Focus of Research Program

Novel lentiviral vector modalities for immune therapy after leukemia and stem cell transplantation (Funding: Rebirth Excellence Cluster, Unit 6.4). Lentiviral vectors have been extensively tested in gene replacement clinical trials and are highly effective and safe, but they have not been much explored for cancer immune therapy development. Through designed genetic expression of several complementary cytokines and immune-dominant antigens, new multicistronic integrase-defective lentiviral vectors (IDLVs) designs and packaging systems were developed. These IDLVs were used to reprogram monocytes into induced dendritic cells (iDCs), incorporating cancer antigens which can be customized for individualized cellular products to improve the immune reconstitution after leukemia or transplantation. The production of ID-LVs and generation of iDCs were validated under Good Manufacturing Practice (GMP) conditions and are in the translation to the clinics.
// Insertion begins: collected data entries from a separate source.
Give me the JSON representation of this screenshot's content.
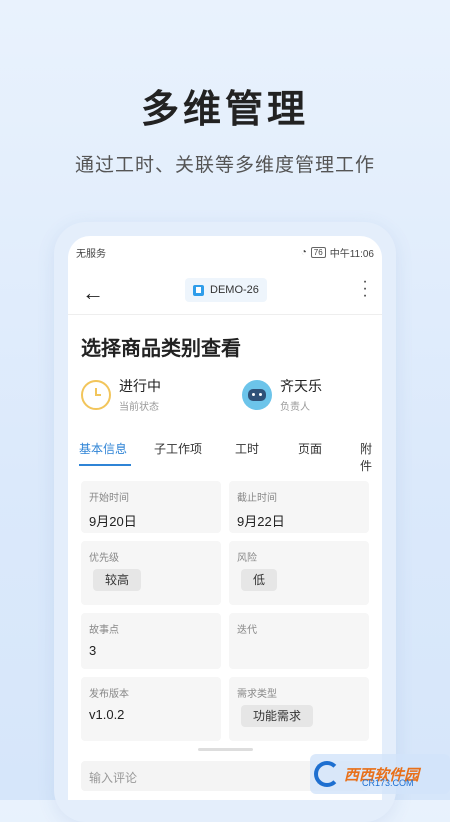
{
  "hero": {
    "title": "多维管理",
    "subtitle": "通过工时、关联等多维度管理工作"
  },
  "status_bar": {
    "left": "无服务",
    "battery": "76",
    "time": "中午11:06"
  },
  "nav": {
    "back_icon": "back-arrow-icon",
    "chip_label": "DEMO-26",
    "more_icon": "more-vertical-icon"
  },
  "task": {
    "title": "选择商品类别查看",
    "state": {
      "value": "进行中",
      "label": "当前状态"
    },
    "owner": {
      "value": "齐天乐",
      "label": "负责人"
    }
  },
  "tabs": [
    "基本信息",
    "子工作项",
    "工时",
    "页面",
    "附件"
  ],
  "active_tab": 0,
  "fields": {
    "start": {
      "label": "开始时间",
      "value": "9月20日"
    },
    "end": {
      "label": "截止时间",
      "value": "9月22日"
    },
    "priority": {
      "label": "优先级",
      "value": "较高"
    },
    "risk": {
      "label": "风险",
      "value": "低"
    },
    "points": {
      "label": "故事点",
      "value": "3"
    },
    "iteration": {
      "label": "迭代",
      "value": ""
    },
    "release": {
      "label": "发布版本",
      "value": "v1.0.2"
    },
    "req_type": {
      "label": "需求类型",
      "value": "功能需求"
    }
  },
  "comment": {
    "placeholder": "输入评论"
  },
  "watermark": {
    "brand": "西西软件园",
    "url": "CR173.COM"
  },
  "colors": {
    "accent": "#2f84d6",
    "clock": "#f2c55b",
    "chip_bg": "#eef5fc"
  }
}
Humanized mouse models with adaptive immune responses to evaluate potency and efficacy of new biotechnological products against Epstein Barr virus (EBV) (Funding: German Center for Infections Research DZIF, TTU IICH). EBV Mice transplanted with human hematopoietic stem cells are used as proof-of-concept pharm-tox models to test genetically modified human cell products, vaccines and monoclonal antibodies against EBV.

Genetically modified cell therapies against human cytomegalovirus HCMV (Funding: Collaborative Research Center 738, SFB738, Unit A06). HCMV is one of the most problematic viral infections for immune compromised hosts. We established humanized mouse models to recreate HCMV infection in vivo. These models are being used to test induced dendritic cells and T cells expressing chimeric antigen receptors targeted against HCMV antigens.